En aquel entonces, se creó una comisión de inmigración que organizó la primera entidad establecida para fomentar la colonización e inmigración del territorio.
Las guerras por la independencia imposibilitaron todo su funcionamiento, aunque años más tarde, fue reactivada gracias al Ministro Bernardino Rivadavia, del aquel entonces Gobierno de la ciudad de Buenos Aires, en 1824. Por orden de Juan Manuel de Rosas, terminó siendo disuelta, el 20 de agosto de 1830.
Desde el año 1853, el Preámbulo de la Constitución de la Nación Argentina hace reseña a que “todos los habitantes del mundo que quieran habitar el suelo argentino” y en su artículo 25 ratificaba el fomento a la inmigración:
“El gobierno federal fomentará la inmigración europea y no podrá restringir, limitar ni gravar con impuesto alguno la entrada en el territorio argentino de los extranjeros que traigan por objeto labrar la tierra, mejorar las industrias e introducir y enseñar las ciencias y las artes“.
El decreto de 1949 formula que el documento del Triunvirato “fue, en verdad, el punto de partida de una ininterrumpida serie de actos de gobierno; que a través de leyes, decretos y reglamentaciones estimuló, protegió y encauzó la inmigración” y subraya “…la conveniencia de que se rinda un permanente y público homenaje al inmigrante de todas las épocas, que sumó sus esperanzas a la de los argentinos, que regó la tierra con su sudor honrado, que ennobleció las artes, mejoró las industrias…”.

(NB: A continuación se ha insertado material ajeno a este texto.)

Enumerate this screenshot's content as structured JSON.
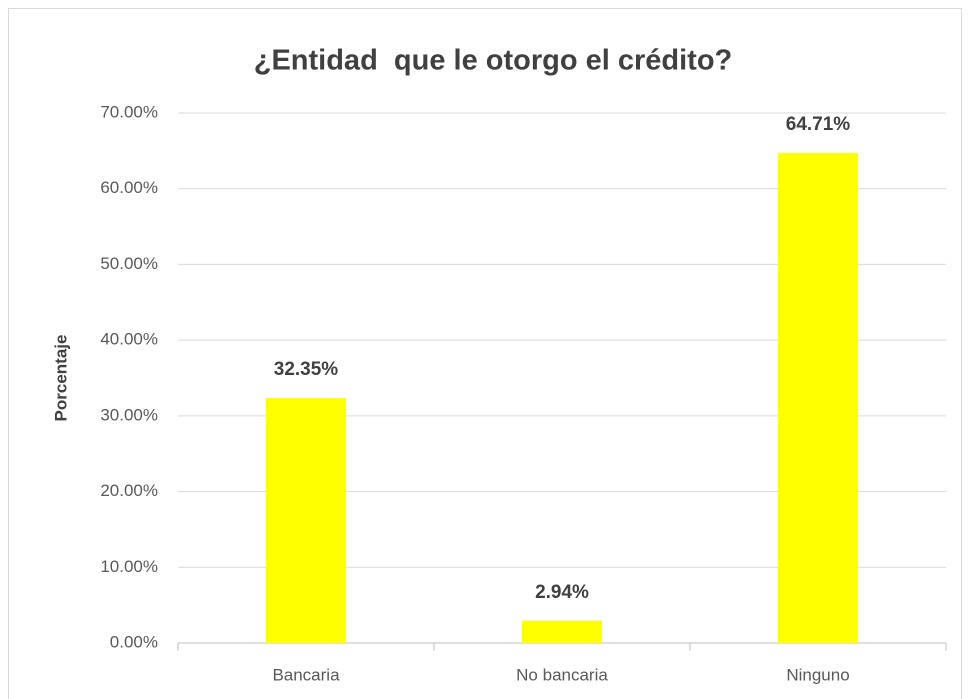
{
  "chart_data": {
    "type": "bar",
    "title": "¿Entidad  que le otorgo el crédito?",
    "y_label": "Porcentaje",
    "categories": [
      "Bancaria",
      "No bancaria",
      "Ninguno"
    ],
    "values": [
      32.35,
      2.94,
      64.71
    ],
    "value_labels": [
      "32.35%",
      "2.94%",
      "64.71%"
    ],
    "color": "#ffff00",
    "ylim": [
      0,
      70
    ],
    "yticks": [
      {
        "value": 0,
        "label": "0.00%"
      },
      {
        "value": 10,
        "label": "10.00%"
      },
      {
        "value": 20,
        "label": "20.00%"
      },
      {
        "value": 30,
        "label": "30.00%"
      },
      {
        "value": 40,
        "label": "40.00%"
      },
      {
        "value": 50,
        "label": "50.00%"
      },
      {
        "value": 60,
        "label": "60.00%"
      },
      {
        "value": 70,
        "label": "70.00%"
      }
    ],
    "grid": true
  }
}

"Gobernar es poblar", es lo que resistió Juan Bautista Alberdi convencido de que debido a la gran extensión que tiene este país, se necesitaban numerosos habitantes, y que en su mayoría vendrían de Europa. Gracias a la Ley de Inmigración y Colonización del año 1876 se creó el Departamento de Tierras y Colonias, que fue el encargado de controlar las instalaciones que se destinarían a los colonos y repartir de forma ordenada todos los lotes de terrenos.
En esa posibilidad de expandirse y abrir las puertas a todos aquellos que necesitaran emigrar, predominó la inmigración de italianos y de españoles, aunque también fueron muchos los suizos, franceses, ingleses, alemanes y judíos que llegaron de Europa oriental.
No cabe dudas para la Argentina, de que la inmigración está presente en la historia nacional generación tras generación, casi desde los comienzos de la conformación como nación libre e independiente.
Es importante valorar y rescatar de aquella experiencia, la capacidad que se tenía de construir un país abierto a todos aquellos hombres de trabajo, con necesidades y sin importar su origen, raza o religión.
¿Qué se celebra en el Día del Inmigrante?
Como cada 4 de septiembre, todos los años desde 1949, se celebra en Argentina el Día del Inmigrante. Tras casi dos siglos de inquebrantable inmigración, en este país conviven las más disímiles poblaciones llegadas de diferentes lugares del mundo.
Y es eso, justamente, lo que define a la Argentina en el Día del Inmigrante, celebrando la posibilidad que se les da a los ciudadanos de donde quieran que sean, a fijar su lugar en este territorio.
La Fiesta del Inmigrante se celebra todos los años en Coronel Pringles, la ciudad que fue fundada en el año 1882, y que a través de los años fue recogiendo diversos inmigrantes de muchos pueblos: franceses, alemanes, suizos, españoles, italianos, vascos e israelitas. Sin dejar de sorprender, en forma más reciente también fue notoria la inmigración a la Argentina de chilenos, sirio/ libanés y paraguayos.
A la Argentina se la considera como un país contenedor y recipiente de diversas etnias y culturas, que conforman una comunidad abierta y de gran patrimonio social.
Año tras año, gracias a esta forma de manifestarse, en la Fiesta del Inmigrante cada colectividad da ejemplo de lo que les pertenece, según sus tradiciones y orígenes con: comidas y platos típicos, ropas autóctonas, músicas y artistas, entre muchas otras cualidades que lo hagan sentir identificados.
El calendario de actividades se puede apreciar en el sitio web oficial de cada localidad o ciudad de interés, así como en los organigramas de las ferias municipales que recogen a las colectividades locales en eventos multitudinarios.